第3話

 女はポリスオフィスに戻ると、報告書の提出のために警察署長室のドアを叩いた。

「入ってくれ」

 ドアを開けると軽く敬礼し、報告書を記したタブレットを署長に差し出した。


 署長はタブレットを片手で掴み、データを眺めながら女に話しかけた。

「被疑者は二十五歳の彫刻家。若年層のトランスタブレット変容錠剤服用が横行しているな」

「はい、このタルスコンティでは生活に苦しむ若者の薬物乱用、凶悪犯罪が増加の一途を辿っています。どこから流通されているものなのか、いまだに不明です」

「トランスビースト化した人間は理性を失くし、狂暴な怪人と化すから警察の手には負えない。それを止めるのが君の役目だが……。マルト、この仕事はもう慣れたか?」

「いえ、あまり気持ちの良いものではありません。なによりも私はこんなことをするために絵描きになったわけではないですし」


 タルスコンティ周辺の治安は民営警察『セキュリシティ』に委託されている。画家を目指すマルトには生活を維持するための資金が必要だったが、画力を見込まれ民営警察に採用された。

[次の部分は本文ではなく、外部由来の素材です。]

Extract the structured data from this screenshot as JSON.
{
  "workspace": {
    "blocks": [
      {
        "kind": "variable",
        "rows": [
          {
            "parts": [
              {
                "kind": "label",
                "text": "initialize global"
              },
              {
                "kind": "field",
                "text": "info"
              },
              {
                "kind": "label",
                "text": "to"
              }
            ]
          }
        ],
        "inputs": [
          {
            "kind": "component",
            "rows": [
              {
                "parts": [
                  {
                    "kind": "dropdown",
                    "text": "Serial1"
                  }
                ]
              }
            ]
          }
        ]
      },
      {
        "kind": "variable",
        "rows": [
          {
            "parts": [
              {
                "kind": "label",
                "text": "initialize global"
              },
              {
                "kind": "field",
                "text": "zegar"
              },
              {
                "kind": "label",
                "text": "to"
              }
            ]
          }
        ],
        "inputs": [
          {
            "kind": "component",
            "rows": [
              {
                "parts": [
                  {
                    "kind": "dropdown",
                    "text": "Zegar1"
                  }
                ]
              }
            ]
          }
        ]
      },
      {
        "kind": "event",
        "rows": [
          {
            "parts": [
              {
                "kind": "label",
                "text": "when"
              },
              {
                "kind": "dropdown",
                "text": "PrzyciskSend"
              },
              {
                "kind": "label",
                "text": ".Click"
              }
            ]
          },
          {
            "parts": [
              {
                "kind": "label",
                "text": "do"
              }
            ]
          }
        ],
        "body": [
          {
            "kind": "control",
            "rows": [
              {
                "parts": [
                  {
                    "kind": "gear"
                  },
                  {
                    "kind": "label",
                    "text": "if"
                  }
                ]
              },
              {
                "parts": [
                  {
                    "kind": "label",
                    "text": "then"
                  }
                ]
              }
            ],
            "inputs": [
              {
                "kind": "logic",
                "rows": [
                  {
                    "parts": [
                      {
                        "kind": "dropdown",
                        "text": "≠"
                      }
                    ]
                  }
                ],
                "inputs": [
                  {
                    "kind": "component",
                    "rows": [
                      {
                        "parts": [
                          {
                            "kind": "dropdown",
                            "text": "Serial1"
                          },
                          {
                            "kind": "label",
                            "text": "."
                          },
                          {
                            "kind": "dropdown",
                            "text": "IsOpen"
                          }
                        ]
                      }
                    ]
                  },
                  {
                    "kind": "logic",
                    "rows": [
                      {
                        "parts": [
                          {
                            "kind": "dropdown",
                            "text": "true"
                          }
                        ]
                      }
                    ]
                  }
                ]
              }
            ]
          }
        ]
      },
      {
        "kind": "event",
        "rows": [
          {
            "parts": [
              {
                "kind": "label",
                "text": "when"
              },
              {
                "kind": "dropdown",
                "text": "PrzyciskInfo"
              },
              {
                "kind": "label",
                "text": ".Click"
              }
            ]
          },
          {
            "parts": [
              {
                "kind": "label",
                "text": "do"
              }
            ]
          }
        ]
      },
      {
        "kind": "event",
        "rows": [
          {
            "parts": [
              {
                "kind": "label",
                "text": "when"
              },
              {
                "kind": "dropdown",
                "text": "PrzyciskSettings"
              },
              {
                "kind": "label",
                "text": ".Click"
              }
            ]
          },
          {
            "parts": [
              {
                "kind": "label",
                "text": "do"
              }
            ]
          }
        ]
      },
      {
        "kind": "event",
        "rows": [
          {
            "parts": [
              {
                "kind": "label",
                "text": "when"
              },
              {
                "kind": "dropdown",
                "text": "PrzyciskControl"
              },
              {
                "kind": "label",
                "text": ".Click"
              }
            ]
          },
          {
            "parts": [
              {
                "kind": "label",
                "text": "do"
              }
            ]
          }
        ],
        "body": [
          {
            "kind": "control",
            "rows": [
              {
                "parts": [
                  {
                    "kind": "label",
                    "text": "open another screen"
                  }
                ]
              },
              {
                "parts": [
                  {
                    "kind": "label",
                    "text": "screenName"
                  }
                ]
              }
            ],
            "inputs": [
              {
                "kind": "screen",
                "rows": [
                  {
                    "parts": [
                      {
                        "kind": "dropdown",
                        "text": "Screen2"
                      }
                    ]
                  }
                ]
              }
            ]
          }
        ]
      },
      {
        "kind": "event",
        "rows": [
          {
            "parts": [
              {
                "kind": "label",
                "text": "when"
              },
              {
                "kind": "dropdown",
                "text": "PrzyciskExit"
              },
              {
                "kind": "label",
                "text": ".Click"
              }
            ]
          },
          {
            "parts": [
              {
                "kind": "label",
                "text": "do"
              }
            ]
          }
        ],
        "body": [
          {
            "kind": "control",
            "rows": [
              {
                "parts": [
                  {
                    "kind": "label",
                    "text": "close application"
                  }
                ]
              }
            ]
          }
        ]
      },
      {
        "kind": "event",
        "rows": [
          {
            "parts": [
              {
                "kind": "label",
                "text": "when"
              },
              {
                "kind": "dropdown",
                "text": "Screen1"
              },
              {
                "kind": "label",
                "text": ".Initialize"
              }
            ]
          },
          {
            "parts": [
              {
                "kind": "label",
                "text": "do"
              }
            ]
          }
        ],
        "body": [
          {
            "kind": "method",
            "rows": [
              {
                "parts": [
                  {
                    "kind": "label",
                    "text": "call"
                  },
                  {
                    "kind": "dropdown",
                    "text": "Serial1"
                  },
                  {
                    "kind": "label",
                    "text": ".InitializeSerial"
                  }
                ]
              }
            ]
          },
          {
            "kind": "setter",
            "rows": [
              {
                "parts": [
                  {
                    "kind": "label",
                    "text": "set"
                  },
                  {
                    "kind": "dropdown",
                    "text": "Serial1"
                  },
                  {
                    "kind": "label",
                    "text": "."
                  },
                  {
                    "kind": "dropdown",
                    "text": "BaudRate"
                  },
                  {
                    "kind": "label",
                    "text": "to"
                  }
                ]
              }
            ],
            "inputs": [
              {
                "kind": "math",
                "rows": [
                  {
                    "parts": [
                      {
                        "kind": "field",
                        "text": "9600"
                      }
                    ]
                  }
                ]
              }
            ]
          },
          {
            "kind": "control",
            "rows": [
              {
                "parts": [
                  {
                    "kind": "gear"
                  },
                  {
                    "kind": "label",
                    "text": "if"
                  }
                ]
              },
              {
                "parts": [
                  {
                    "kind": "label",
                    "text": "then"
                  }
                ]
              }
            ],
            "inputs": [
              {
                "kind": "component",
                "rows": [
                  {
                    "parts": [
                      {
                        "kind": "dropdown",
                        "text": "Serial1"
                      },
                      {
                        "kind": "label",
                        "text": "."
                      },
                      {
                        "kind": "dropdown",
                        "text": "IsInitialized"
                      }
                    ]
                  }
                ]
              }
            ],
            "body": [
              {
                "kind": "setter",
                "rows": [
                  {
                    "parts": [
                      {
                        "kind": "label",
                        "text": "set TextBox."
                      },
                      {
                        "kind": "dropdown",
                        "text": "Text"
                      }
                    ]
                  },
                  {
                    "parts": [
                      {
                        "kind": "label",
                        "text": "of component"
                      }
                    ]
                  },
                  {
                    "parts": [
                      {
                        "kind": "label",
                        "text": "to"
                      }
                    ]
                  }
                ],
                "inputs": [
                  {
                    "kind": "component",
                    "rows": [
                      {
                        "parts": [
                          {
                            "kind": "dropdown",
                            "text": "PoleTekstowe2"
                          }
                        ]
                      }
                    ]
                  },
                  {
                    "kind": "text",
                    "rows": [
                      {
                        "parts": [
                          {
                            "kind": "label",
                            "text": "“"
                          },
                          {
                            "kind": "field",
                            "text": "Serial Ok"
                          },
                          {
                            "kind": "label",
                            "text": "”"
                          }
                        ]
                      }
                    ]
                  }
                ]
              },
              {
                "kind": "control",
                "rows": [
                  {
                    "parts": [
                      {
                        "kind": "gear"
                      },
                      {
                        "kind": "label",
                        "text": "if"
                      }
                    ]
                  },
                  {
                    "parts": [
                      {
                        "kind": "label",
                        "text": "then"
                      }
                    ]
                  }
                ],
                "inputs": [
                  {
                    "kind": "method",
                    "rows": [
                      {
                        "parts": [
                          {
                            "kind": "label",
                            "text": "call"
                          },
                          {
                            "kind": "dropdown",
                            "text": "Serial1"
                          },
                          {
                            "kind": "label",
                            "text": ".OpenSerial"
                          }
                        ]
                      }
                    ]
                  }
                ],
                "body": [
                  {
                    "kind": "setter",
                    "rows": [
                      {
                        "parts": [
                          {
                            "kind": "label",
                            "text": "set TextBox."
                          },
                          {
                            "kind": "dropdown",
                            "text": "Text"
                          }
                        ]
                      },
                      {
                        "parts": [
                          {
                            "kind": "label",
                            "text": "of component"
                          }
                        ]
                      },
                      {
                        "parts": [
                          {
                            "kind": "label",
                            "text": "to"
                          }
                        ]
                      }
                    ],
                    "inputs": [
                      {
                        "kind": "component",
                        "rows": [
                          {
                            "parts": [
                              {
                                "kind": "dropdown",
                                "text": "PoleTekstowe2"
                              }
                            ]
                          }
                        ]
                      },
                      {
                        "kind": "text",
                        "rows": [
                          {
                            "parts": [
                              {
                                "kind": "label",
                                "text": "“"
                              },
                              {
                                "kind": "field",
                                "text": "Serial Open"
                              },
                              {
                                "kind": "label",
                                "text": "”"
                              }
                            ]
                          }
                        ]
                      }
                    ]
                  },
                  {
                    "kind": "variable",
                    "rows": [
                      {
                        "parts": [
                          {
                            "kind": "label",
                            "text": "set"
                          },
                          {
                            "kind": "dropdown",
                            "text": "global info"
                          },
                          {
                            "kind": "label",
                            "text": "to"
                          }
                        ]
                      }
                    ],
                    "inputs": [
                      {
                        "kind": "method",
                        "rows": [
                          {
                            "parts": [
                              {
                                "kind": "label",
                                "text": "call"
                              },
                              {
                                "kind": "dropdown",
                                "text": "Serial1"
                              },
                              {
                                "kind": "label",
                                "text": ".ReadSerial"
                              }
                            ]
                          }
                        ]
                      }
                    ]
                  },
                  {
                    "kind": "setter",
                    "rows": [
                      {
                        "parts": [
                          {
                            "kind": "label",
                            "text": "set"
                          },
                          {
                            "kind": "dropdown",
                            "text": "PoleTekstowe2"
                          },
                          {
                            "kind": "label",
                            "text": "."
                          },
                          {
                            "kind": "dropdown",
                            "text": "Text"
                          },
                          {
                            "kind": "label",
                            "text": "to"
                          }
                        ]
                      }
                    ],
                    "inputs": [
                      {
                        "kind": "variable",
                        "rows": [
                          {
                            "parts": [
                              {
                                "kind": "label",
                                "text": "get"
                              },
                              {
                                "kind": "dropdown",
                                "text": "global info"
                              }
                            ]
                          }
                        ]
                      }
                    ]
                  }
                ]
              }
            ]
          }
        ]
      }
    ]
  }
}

「トランスタブレットは薬物の効果で人間の退化を誘発し、恐怖の概念を実体化させる。それに対抗するために開発されたのが、同じタブレット……と言っても電子端末からの特殊視覚信号で細胞進化を触発し、急速変容トランスフォームさせるもの。錠剤の成分を分析して応用しただけだがな。それには変容イメージを創造できる描画力クリエイティブ感応力センスが必要だ。君のような人材がいてよかったよ。 ……我々が危険を冒す必要がないからね」


「私の寿命と引き換えに……ですよね」

「急速変容の副作用はたしかにひどいものだが、変容時間を短縮しているから命を落とすことはないと科学研究班が言っていた。それにこれはお互いの利害が一致していることだろう?」


 署長はにやりと品のない笑みを浮かべながらタブレットを返すと、デスクの引き出しから封筒を取り出し、マルトに手渡した。

「今日の報酬だ、またトランスビーストが出現したら連絡する」

 マルトは封筒に入った数十枚の札束を確認すると、一礼した。

「……ありがとうございます」


 ポリスオフィスを出ると、路面を叩く雨は勢いを増して水しぶきを上げていた。マルトはコートのフードを深く被ると、青く光る地下鉄の入口へと走っていった。